Payganber Efendimiz Hz Muhammed (sav) 622 yılında Mekke’den Medine’ye hicret etti. Bu kutlu yolculuk yani Peygamber Efendimiz (sav) Yesrib’e ulaştı. Artık Yesrib, Yesrib olarak kalmayacak; Medinetur-resûl adını alacaktı; yani Peygamber şehri, O peygamber ki kendisini evlerine davet edenlerin hiçbirini kırmak istemiyordu; Kasvâ adındaki devesini kendi başına bıraktı ve onun önünde çökeceği eve misafir olacağını bildirdi. Fakat Kasvâ, bir arsaya çöktü. Bunun üzerine Allahın elçisi (sav) oraya en yakın haneye misafir oldu. Bu bahtiyar hane, Ebu Eyyûb el-Ensarî’nin eviydi. Devenin çöktüğü arsaya da Mescid-i Nebevî’nin yapılmasına karar verildi. Daha sonra Resûlullah (sav) Hz. Zeyd’i Mekke’ye gönderdi ve orada kalan aile fertlerini de Medine’ye getirtti.
Kısa bir süre sonra Hz. Peygamber(sav) ve arkadaşları hep birlikte çalışarak mescidi yapmaya başladılar. Peygamberimiz (sav) de ashabıyla birlikte çalışıyor, taşları, ağaçları taşıyarak onlara yardımcı oluyordu. Mescidin yapımı kısa sürede tamamlandı. Resûlullah’ın (sav) evi de bu mescide bitişik odalardan meydana geliyordu.
Mescidin güney duvarı boyunca Suffe denilen bir gölgelik bulunmaktaydı. Suffe gündüzleri bir okul şeklinde kullanılan, geceleri ise barınacak yeri olmayan, kimsesiz, bekâr, Medine’ye göç etmiş ilim talebelerinin kalabileceği bir yerdi. Burada kalanlara ashâb-ı Suffe denirdi. Peygamberimiz (sav) onların ihtiyaçları ile yakından ilgilenir ve zengin müslümanları onlara yardıma teşvik ederdir.
Kardeşlik
Mekke’den gelen muhacir müslümanlar baskı ve işkenceden kurtulmuşlardı. Ancak yine de yeni bir şehre yerleşmenin getirdiği birçok sorun vardı karşılarında: İlk sorun, Medine’nin iklimine alışkın olmadıkları için muhacirlerin hastalıklarla boğuşmalarıydı. Ensarın bütün yardım-severliğine rağmen, yeni bir şehirde evsiz ve işsiz olmanın güçlüğü ikinci bir sorundu. Ensarın yardımlarının daha sistemli hale getirilmesi ve herkesi kuşatan bir bütünleşmenin sağlanması gerekiyordu.
Kâinatın sevgilisi Hz.
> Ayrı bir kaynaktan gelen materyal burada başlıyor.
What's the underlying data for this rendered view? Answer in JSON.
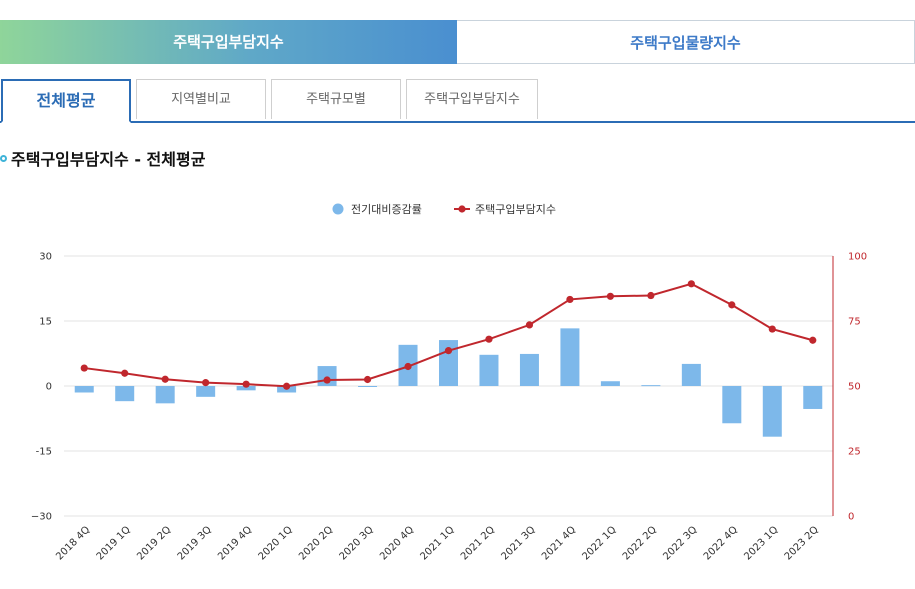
{
  "top_tabs": [
    {
      "label": "주택구입부담지수",
      "active": true
    },
    {
      "label": "주택구입물량지수",
      "active": false
    }
  ],
  "sub_tabs": [
    {
      "label": "전체평균",
      "active": true
    },
    {
      "label": "지역별비교",
      "active": false
    },
    {
      "label": "주택규모별",
      "active": false
    },
    {
      "label": "주택구입부담지수",
      "active": false
    }
  ],
  "section_title": "주택구입부담지수 - 전체평균",
  "chart_data": {
    "type": "bar+line",
    "categories": [
      "2018 4Q",
      "2019 1Q",
      "2019 2Q",
      "2019 3Q",
      "2019 4Q",
      "2020 1Q",
      "2020 2Q",
      "2020 3Q",
      "2020 4Q",
      "2021 1Q",
      "2021 2Q",
      "2021 3Q",
      "2021 4Q",
      "2022 1Q",
      "2022 2Q",
      "2022 3Q",
      "2022 4Q",
      "2023 1Q",
      "2023 2Q"
    ],
    "series": [
      {
        "name": "전기대비증감률",
        "type": "bar",
        "axis": "left",
        "color": "#7db8ea",
        "values": [
          -1.5,
          -3.5,
          -4.0,
          -2.5,
          -1.0,
          -1.5,
          4.6,
          -0.2,
          9.5,
          10.6,
          7.2,
          7.4,
          13.3,
          1.1,
          0.2,
          5.1,
          -8.6,
          -11.7,
          -5.3
        ]
      },
      {
        "name": "주택구입부담지수",
        "type": "line",
        "axis": "right",
        "color": "#c0272d",
        "values": [
          56.9,
          54.9,
          52.6,
          51.3,
          50.7,
          49.9,
          52.3,
          52.5,
          57.5,
          63.6,
          68.0,
          73.5,
          83.3,
          84.5,
          84.8,
          89.3,
          81.2,
          71.9,
          67.6
        ]
      }
    ],
    "y_left": {
      "min": -30,
      "max": 30,
      "ticks": [
        30,
        15,
        0,
        -15,
        -30
      ],
      "tick_labels": [
        "30",
        "15",
        "0",
        "-15",
        "−30"
      ]
    },
    "y_right": {
      "min": 0,
      "max": 100,
      "ticks": [
        100,
        75,
        50,
        25,
        0
      ],
      "tick_labels": [
        "100",
        "75",
        "50",
        "25",
        "0"
      ]
    },
    "grid": true,
    "legend_position": "top-center"
  }
}
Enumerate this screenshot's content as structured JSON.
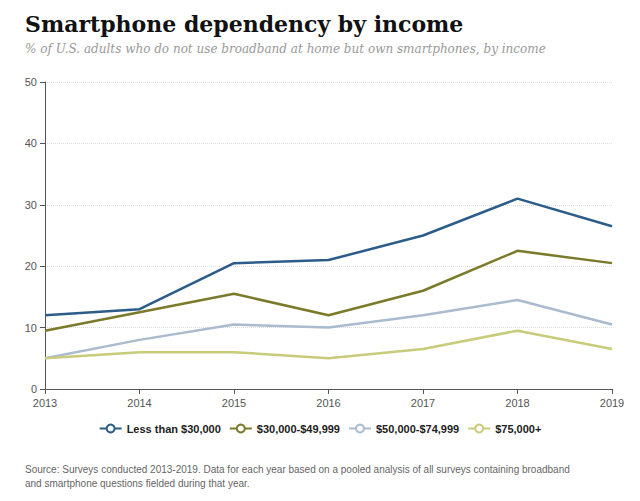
{
  "chart_data": {
    "type": "line",
    "title": "Smartphone dependency by income",
    "subtitle": "% of U.S. adults who do not use broadband at home but own smartphones, by income",
    "annotations": [
      "Source: Surveys conducted 2013-2019. Data for each year based on a pooled analysis of all surveys containing broadband\nand smartphone questions fielded during that year."
    ],
    "x": [
      2013,
      2014,
      2015,
      2016,
      2017,
      2018,
      2019
    ],
    "series": [
      {
        "name": "Less than $30,000",
        "color": "#2b5c8a",
        "values": [
          12,
          13,
          20.5,
          21,
          25,
          31,
          26.5
        ]
      },
      {
        "name": "$30,000-$49,999",
        "color": "#7a7a2a",
        "values": [
          9.5,
          12.5,
          15.5,
          12,
          16,
          22.5,
          20.5
        ]
      },
      {
        "name": "$50,000-$74,999",
        "color": "#aabbd0",
        "values": [
          5,
          8,
          10.5,
          10,
          12,
          14.5,
          10.5
        ]
      },
      {
        "name": "$75,000+",
        "color": "#c8cb7a",
        "values": [
          5,
          6,
          6,
          5,
          6.5,
          9.5,
          6.5
        ]
      }
    ],
    "xlim": [
      2013,
      2019
    ],
    "xticks": [
      2013,
      2014,
      2015,
      2016,
      2017,
      2018,
      2019
    ],
    "ylim": [
      0,
      50
    ],
    "yticks": [
      0,
      10,
      20,
      30,
      40,
      50
    ],
    "grid": true,
    "legend": "bottom"
  }
}
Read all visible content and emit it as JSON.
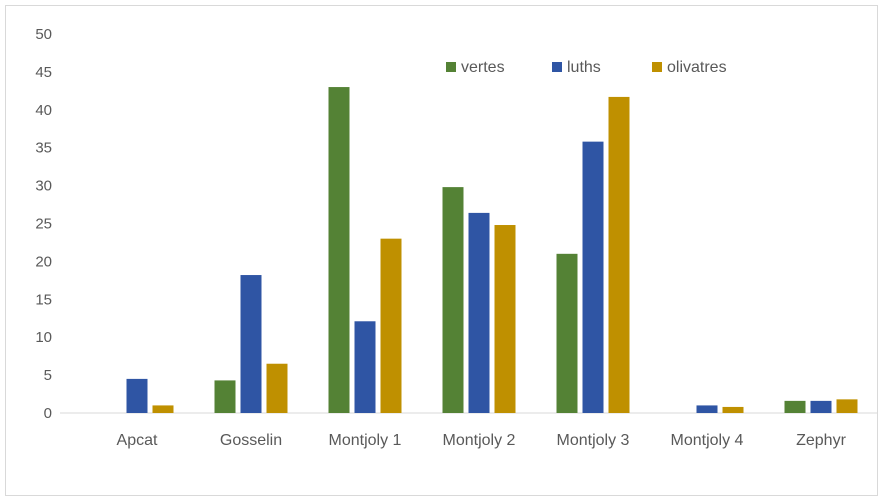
{
  "chart_data": {
    "type": "bar",
    "categories": [
      "Apcat",
      "Gosselin",
      "Montjoly 1",
      "Montjoly 2",
      "Montjoly 3",
      "Montjoly 4",
      "Zephyr"
    ],
    "series": [
      {
        "name": "vertes",
        "color": "#548235",
        "values": [
          0,
          4.3,
          43,
          29.8,
          21,
          0,
          1.6
        ]
      },
      {
        "name": "luths",
        "color": "#2f55a4",
        "values": [
          4.5,
          18.2,
          12.1,
          26.4,
          35.8,
          1,
          1.6
        ]
      },
      {
        "name": "olivatres",
        "color": "#bf9000",
        "values": [
          1,
          6.5,
          23,
          24.8,
          41.7,
          0.8,
          1.8
        ]
      }
    ],
    "ylim": [
      0,
      50
    ],
    "yticks": [
      0,
      5,
      10,
      15,
      20,
      25,
      30,
      35,
      40,
      45,
      50
    ],
    "title": "",
    "xlabel": "",
    "ylabel": "",
    "grid": false,
    "legend_position": "top-right"
  }
}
Muhammed (sav) Medine’ye varışının üzerinden beş ay geçmiş, bu süre içinde hastalıklar da büyük oranda atlatılmıştı. Resûlullah (sav) ensar ve muhacirlerin katıldığı bir toplantı düzenledi. Bu toplantıda maddî açıdan müsait olan Medineli her ailenin, birer muhacir aileyi kendi yanlarına almaları kararlaştırıldı. Bu, bir kardeşlik antlaşması idi. Kardeş aileler birlikte çalışacaklar ve her şeyi paylaşacaklardı. Böylece 186 Mekkeli aile, Medineli kardeşlerinin evlerine yerleştirildi. O güne kadar birer misafir olan muhacirlerin artık kardeşleriyle paylaştıkları bir evleri ve işleri vardı. Muhacirler, bu yeni şehirde sosyal ve ekonomik açıdan kendilerine yeterli olana kadar bu durum devam edecekti.